This conclusion was reached by a group of pediatric surgeons from several university medical centers in the US Midwest, whose article was published in the journal JAMA.

With uncomplicated appendicitis, abdominal pain lasts no more than 48 hours before going to the doctor, the level of leukocytes in the blood does not exceed 18,000 per microliter, the results of ultrasound, magnetic resonance imaging or computed tomography show that the diameter of the appendix does not exceed 1.1 centimeters, in the abdominal there is no abscess or phlegmon (purulent inflammation) in the cavity, and there are no fecal stones (coprolites) in the intestines.

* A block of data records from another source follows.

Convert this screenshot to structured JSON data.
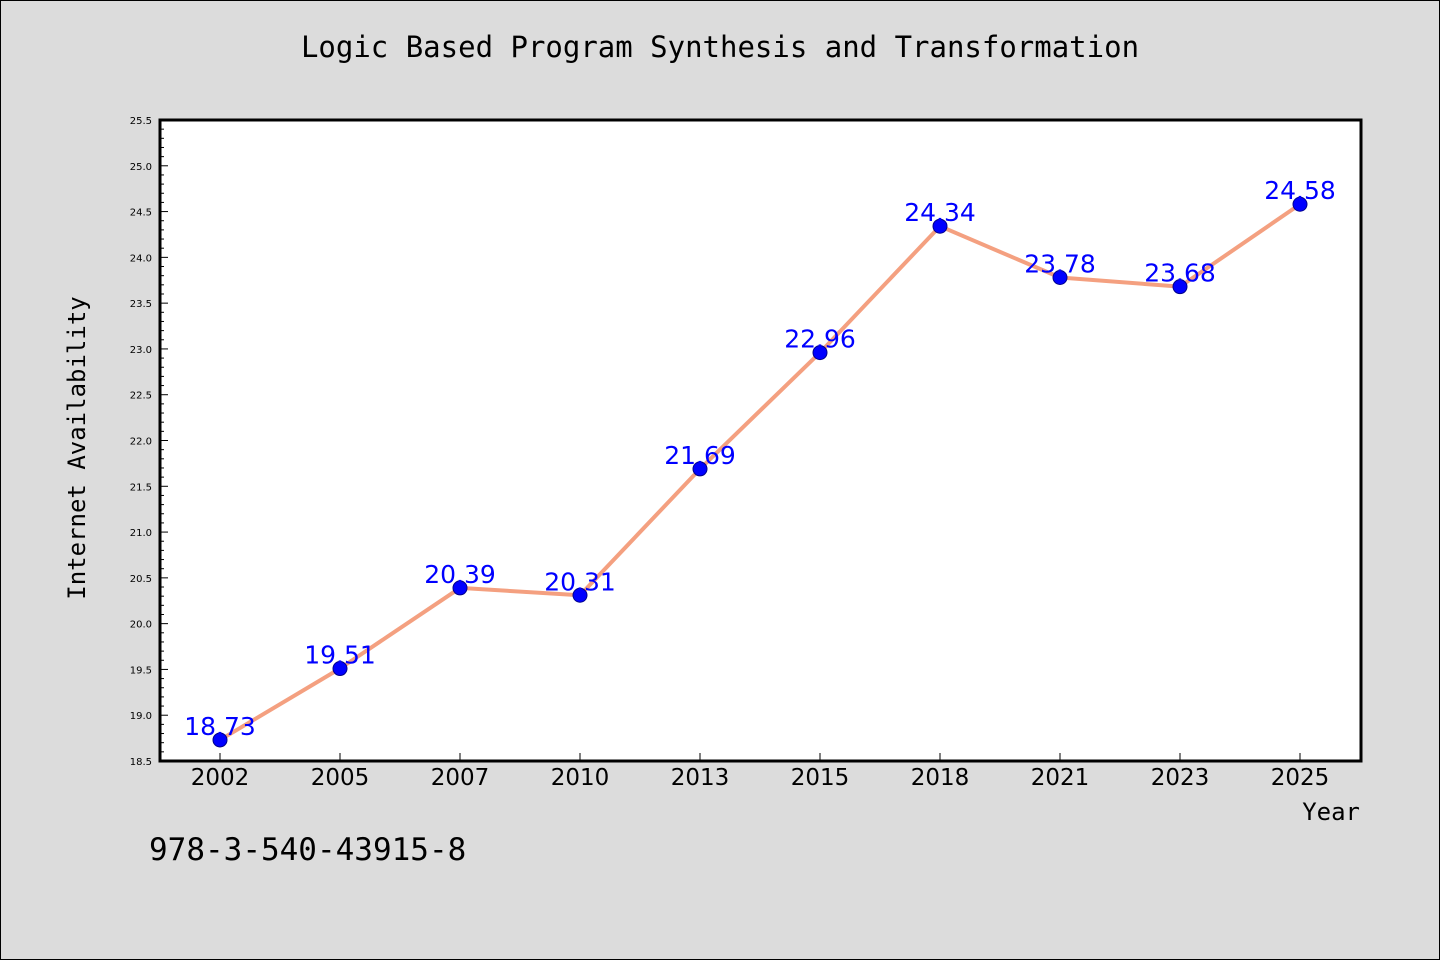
{
  "footnote": "978-3-540-43915-8",
  "colors": {
    "background": "#dcdcdc",
    "plot_background": "#ffffff",
    "line": "#f4a080",
    "marker": "#0000ff",
    "data_label": "#0000ff"
  },
  "chart_data": {
    "type": "line",
    "title": "Logic Based Program Synthesis and Transformation",
    "xlabel": "Year",
    "ylabel": "Internet Availability",
    "categories": [
      "2002",
      "2005",
      "2007",
      "2010",
      "2013",
      "2015",
      "2018",
      "2021",
      "2023",
      "2025"
    ],
    "series": [
      {
        "values": [
          18.73,
          19.51,
          20.39,
          20.31,
          21.69,
          22.96,
          24.34,
          23.78,
          23.68,
          24.58
        ],
        "labels": [
          "18.73",
          "19.51",
          "20.39",
          "20.31",
          "21.69",
          "22.96",
          "24.34",
          "23.78",
          "23.68",
          "24.58"
        ]
      }
    ],
    "ylim": [
      18.5,
      25.5
    ],
    "yticks": [
      "18.5",
      "19.0",
      "19.5",
      "20.0",
      "20.5",
      "21.0",
      "21.5",
      "22.0",
      "22.5",
      "23.0",
      "23.5",
      "24.0",
      "24.5",
      "25.0",
      "25.5"
    ],
    "grid": false,
    "legend": "none",
    "markers": "circle"
  }
}
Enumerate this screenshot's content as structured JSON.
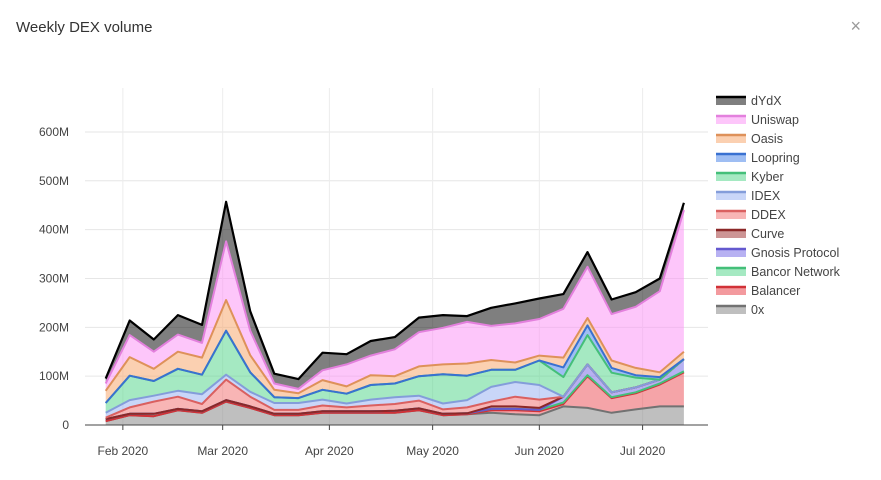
{
  "panel": {
    "title": "Weekly DEX volume",
    "close_label": "×"
  },
  "colors": {
    "0x": "#7f7f7f",
    "Balancer": "#e8363d",
    "Bancor Network": "#4cd486",
    "Gnosis Protocol": "#6f63e6",
    "Curve": "#9b2c2c",
    "DDEX": "#f26b6b",
    "IDEX": "#93aef2",
    "Kyber": "#4cd486",
    "Loopring": "#3f7ee8",
    "Oasis": "#f7a164",
    "Uniswap": "#fc8ef5",
    "dYdX": "#000000"
  },
  "chart_data": {
    "type": "area",
    "stacked": true,
    "x": [
      "2020-01-27",
      "2020-02-03",
      "2020-02-10",
      "2020-02-17",
      "2020-02-24",
      "2020-03-02",
      "2020-03-09",
      "2020-03-16",
      "2020-03-23",
      "2020-03-30",
      "2020-04-06",
      "2020-04-13",
      "2020-04-20",
      "2020-04-27",
      "2020-05-04",
      "2020-05-11",
      "2020-05-18",
      "2020-05-25",
      "2020-06-01",
      "2020-06-08",
      "2020-06-15",
      "2020-06-22",
      "2020-06-29",
      "2020-07-06",
      "2020-07-13"
    ],
    "x_ticks": [
      {
        "date": "2020-02-01",
        "label": "Feb 2020"
      },
      {
        "date": "2020-03-01",
        "label": "Mar 2020"
      },
      {
        "date": "2020-04-01",
        "label": "Apr 2020"
      },
      {
        "date": "2020-05-01",
        "label": "May 2020"
      },
      {
        "date": "2020-06-01",
        "label": "Jun 2020"
      },
      {
        "date": "2020-07-01",
        "label": "Jul 2020"
      }
    ],
    "y_ticks": [
      {
        "value": 0,
        "label": "0"
      },
      {
        "value": 100,
        "label": "100M"
      },
      {
        "value": 200,
        "label": "200M"
      },
      {
        "value": 300,
        "label": "300M"
      },
      {
        "value": 400,
        "label": "400M"
      },
      {
        "value": 500,
        "label": "500M"
      },
      {
        "value": 600,
        "label": "600M"
      }
    ],
    "y_unit": "M",
    "ylim": [
      0,
      690
    ],
    "xlim": [
      "2020-01-21",
      "2020-07-20"
    ],
    "grid": true,
    "legend_position": "right",
    "legend_order": [
      "dYdX",
      "Uniswap",
      "Oasis",
      "Loopring",
      "Kyber",
      "IDEX",
      "DDEX",
      "Curve",
      "Gnosis Protocol",
      "Bancor Network",
      "Balancer",
      "0x"
    ],
    "series": [
      {
        "name": "0x",
        "values": [
          8,
          20,
          18,
          30,
          25,
          48,
          35,
          20,
          20,
          25,
          25,
          25,
          25,
          30,
          20,
          22,
          25,
          22,
          20,
          38,
          35,
          25,
          32,
          38,
          38
        ]
      },
      {
        "name": "Balancer",
        "values": [
          0,
          0,
          0,
          0,
          0,
          0,
          0,
          0,
          0,
          0,
          0,
          0,
          0,
          0,
          0,
          0,
          5,
          8,
          8,
          5,
          65,
          30,
          33,
          45,
          70
        ]
      },
      {
        "name": "Bancor Network",
        "values": [
          4,
          3,
          5,
          3,
          3,
          3,
          3,
          3,
          3,
          3,
          3,
          3,
          4,
          4,
          3,
          2,
          3,
          3,
          3,
          3,
          2,
          2,
          2,
          2,
          2
        ]
      },
      {
        "name": "Gnosis Protocol",
        "values": [
          0,
          0,
          0,
          0,
          0,
          0,
          0,
          0,
          0,
          0,
          0,
          0,
          0,
          0,
          0,
          0,
          0,
          0,
          0,
          12,
          22,
          10,
          10,
          8,
          25
        ]
      },
      {
        "name": "Curve",
        "values": [
          0,
          0,
          0,
          0,
          0,
          0,
          0,
          0,
          0,
          0,
          0,
          0,
          0,
          0,
          0,
          0,
          5,
          5,
          4,
          0,
          0,
          0,
          0,
          0,
          0
        ]
      },
      {
        "name": "DDEX",
        "values": [
          3,
          13,
          25,
          25,
          15,
          42,
          20,
          8,
          8,
          12,
          8,
          12,
          14,
          16,
          9,
          12,
          10,
          20,
          17,
          0,
          0,
          0,
          0,
          0,
          0
        ]
      },
      {
        "name": "IDEX",
        "values": [
          10,
          15,
          12,
          12,
          20,
          10,
          10,
          14,
          14,
          12,
          8,
          12,
          14,
          10,
          12,
          15,
          30,
          30,
          30,
          0,
          0,
          0,
          0,
          0,
          0
        ]
      },
      {
        "name": "Kyber",
        "values": [
          20,
          50,
          30,
          45,
          40,
          90,
          40,
          12,
          10,
          20,
          20,
          30,
          28,
          40,
          60,
          50,
          35,
          25,
          50,
          40,
          60,
          40,
          20,
          0,
          0
        ]
      },
      {
        "name": "Loopring",
        "values": [
          0,
          0,
          0,
          0,
          0,
          0,
          0,
          0,
          0,
          0,
          0,
          0,
          0,
          0,
          0,
          0,
          0,
          0,
          0,
          20,
          20,
          10,
          5,
          5,
          0
        ]
      },
      {
        "name": "Oasis",
        "values": [
          25,
          38,
          25,
          35,
          35,
          63,
          35,
          15,
          10,
          20,
          15,
          20,
          15,
          20,
          20,
          25,
          20,
          15,
          10,
          20,
          15,
          15,
          15,
          10,
          15
        ]
      },
      {
        "name": "Uniswap",
        "values": [
          15,
          45,
          35,
          35,
          30,
          120,
          50,
          13,
          9,
          20,
          45,
          40,
          55,
          70,
          75,
          85,
          70,
          80,
          75,
          100,
          105,
          95,
          125,
          166,
          290
        ]
      },
      {
        "name": "dYdX",
        "values": [
          10,
          30,
          25,
          40,
          37,
          81,
          40,
          20,
          20,
          36,
          21,
          30,
          25,
          30,
          26,
          12,
          37,
          41,
          42,
          30,
          30,
          30,
          30,
          26,
          15
        ]
      }
    ]
  }
}
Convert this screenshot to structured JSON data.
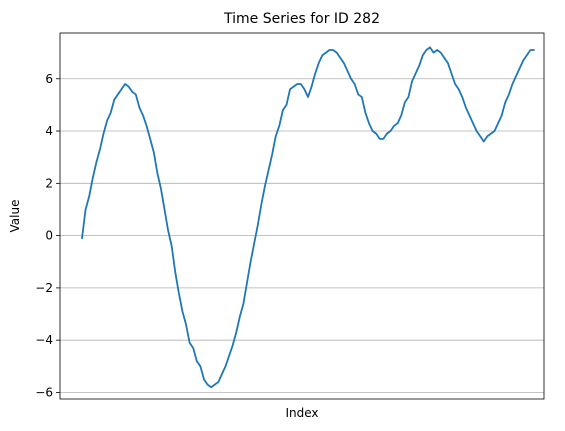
{
  "chart_data": {
    "type": "line",
    "title": "Time Series for ID 282",
    "xlabel": "Index",
    "ylabel": "Value",
    "ylim": [
      -6.25,
      7.75
    ],
    "yticks": [
      -6,
      -4,
      -2,
      0,
      2,
      4,
      6
    ],
    "grid": "horizontal",
    "line_color": "#1f77b4",
    "series": [
      {
        "values": [
          -0.1,
          1.0,
          1.5,
          2.2,
          2.8,
          3.3,
          3.9,
          4.4,
          4.7,
          5.2,
          5.4,
          5.6,
          5.8,
          5.7,
          5.5,
          5.4,
          4.9,
          4.6,
          4.2,
          3.7,
          3.2,
          2.4,
          1.8,
          1.0,
          0.2,
          -0.4,
          -1.4,
          -2.2,
          -2.9,
          -3.4,
          -4.1,
          -4.3,
          -4.8,
          -5.0,
          -5.5,
          -5.7,
          -5.8,
          -5.7,
          -5.6,
          -5.3,
          -5.0,
          -4.6,
          -4.2,
          -3.7,
          -3.1,
          -2.6,
          -1.8,
          -1.0,
          -0.3,
          0.4,
          1.2,
          1.9,
          2.5,
          3.1,
          3.8,
          4.2,
          4.8,
          5.0,
          5.6,
          5.7,
          5.8,
          5.8,
          5.6,
          5.3,
          5.7,
          6.2,
          6.6,
          6.9,
          7.0,
          7.1,
          7.1,
          7.0,
          6.8,
          6.6,
          6.3,
          6.0,
          5.8,
          5.4,
          5.3,
          4.7,
          4.3,
          4.0,
          3.9,
          3.7,
          3.7,
          3.9,
          4.0,
          4.2,
          4.3,
          4.6,
          5.1,
          5.3,
          5.9,
          6.2,
          6.5,
          6.9,
          7.1,
          7.2,
          7.0,
          7.1,
          7.0,
          6.8,
          6.6,
          6.2,
          5.8,
          5.6,
          5.3,
          4.9,
          4.6,
          4.3,
          4.0,
          3.8,
          3.6,
          3.8,
          3.9,
          4.0,
          4.3,
          4.6,
          5.1,
          5.4,
          5.8,
          6.1,
          6.4,
          6.7,
          6.9,
          7.1,
          7.1
        ]
      }
    ]
  }
}
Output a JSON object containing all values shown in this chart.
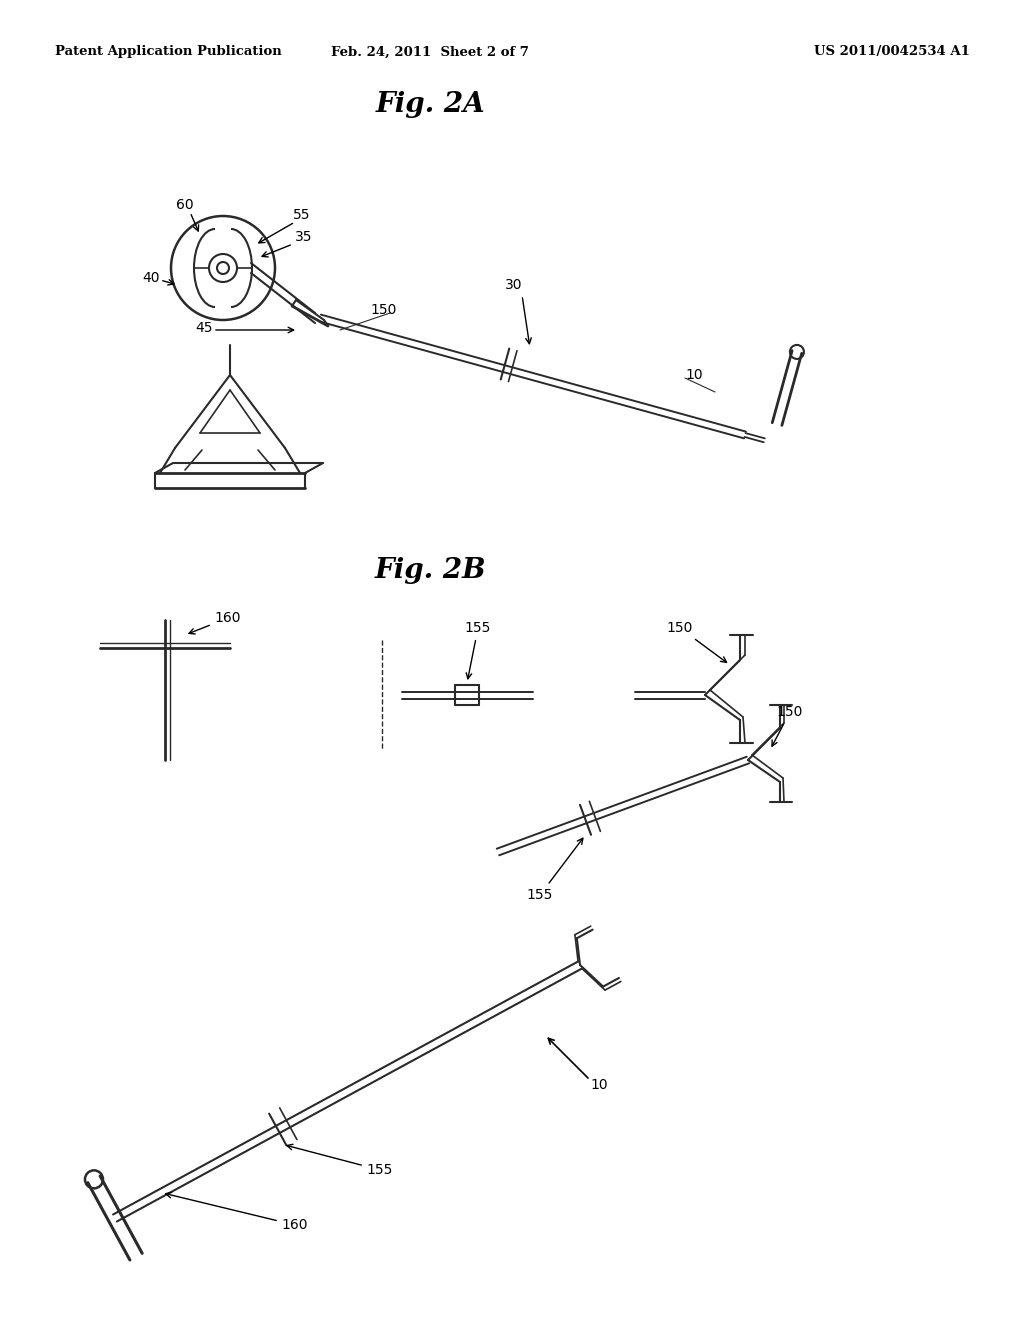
{
  "background_color": "#ffffff",
  "header_left": "Patent Application Publication",
  "header_center": "Feb. 24, 2011  Sheet 2 of 7",
  "header_right": "US 2011/0042534 A1",
  "fig2a_title": "Fig. 2A",
  "fig2b_title": "Fig. 2B",
  "line_color": "#2a2a2a",
  "text_color": "#000000",
  "label_fontsize": 10,
  "title_fontsize": 20,
  "header_fontsize": 9.5
}
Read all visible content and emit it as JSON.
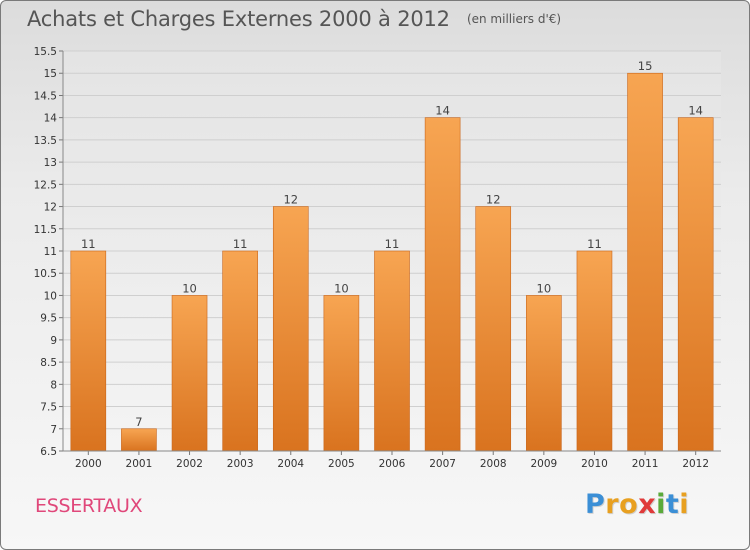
{
  "header": {
    "title": "Achats et Charges Externes 2000 à 2012",
    "subtitle": "(en milliers d'€)"
  },
  "footer": {
    "commune": "ESSERTAUX",
    "logo_letters": [
      "P",
      "r",
      "o",
      "x",
      "i",
      "t",
      "i"
    ],
    "logo_colors": [
      "#3b8fd6",
      "#e8a020",
      "#e8a020",
      "#e03a3a",
      "#5aaa3a",
      "#3b8fd6",
      "#e8a020"
    ]
  },
  "chart_data": {
    "type": "bar",
    "categories": [
      "2000",
      "2001",
      "2002",
      "2003",
      "2004",
      "2005",
      "2006",
      "2007",
      "2008",
      "2009",
      "2010",
      "2011",
      "2012"
    ],
    "values": [
      11,
      7,
      10,
      11,
      12,
      10,
      11,
      14,
      12,
      10,
      11,
      15,
      14
    ],
    "value_labels": [
      "11",
      "7",
      "10",
      "11",
      "12",
      "10",
      "11",
      "14",
      "12",
      "10",
      "11",
      "15",
      "14"
    ],
    "ylim": [
      6.5,
      15.5
    ],
    "yticks": [
      6.5,
      7,
      7.5,
      8,
      8.5,
      9,
      9.5,
      10,
      10.5,
      11,
      11.5,
      12,
      12.5,
      13,
      13.5,
      14,
      14.5,
      15,
      15.5
    ],
    "ytick_labels": [
      "6.5",
      "7",
      "7.5",
      "8",
      "8.5",
      "9",
      "9.5",
      "10",
      "10.5",
      "11",
      "11.5",
      "12",
      "12.5",
      "13",
      "13.5",
      "14",
      "14.5",
      "15",
      "15.5"
    ],
    "grid": true,
    "bar_color_top": "#f7a552",
    "bar_color_bottom": "#d9731f",
    "title": "Achats et Charges Externes 2000 à 2012",
    "xlabel": "",
    "ylabel": ""
  }
}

A pilot study conducted by the same team of pediatric surgeons, the results of which were published in 2015, showed that for uncomplicated inflammation of the appendix of the cecum in children, it is quite possible to do without surgery.

The children, who were prescribed a course of antibiotics instead of surgery, successfully recovered and were discharged home.

A new, larger study aimed to confirm the efficacy and safety of antibiotic treatment for uncomplicated appendicitis in children. The study involved over 1,000 children, ages seven to 17, who were treated for uncomplicated appendicitis at ten children’s hospitals in seven US states between May 2015 and October 2018. These patients were monitored until October 2019. In 370 cases, the child’s parents or guardians opted for antibiotic treatment, and 698 children underwent surgery to remove their appendix.

As a result, it was found that 67.1% of those children who were treated with antibiotics alone did not have any negative side effects, and they did not need surgery for a year after taking the drugs. At the same time, antibiotic therapy allowed children and their parents to spend less time on sick leave – an average of 6.6 days, while children who underwent surgery were forced to miss school on average for almost 11 days.

In addition, the drug treatment of appendicitis allows you to avoid possible complications both during the operation, which is performed under general anesthesia, and after it, surgeons say.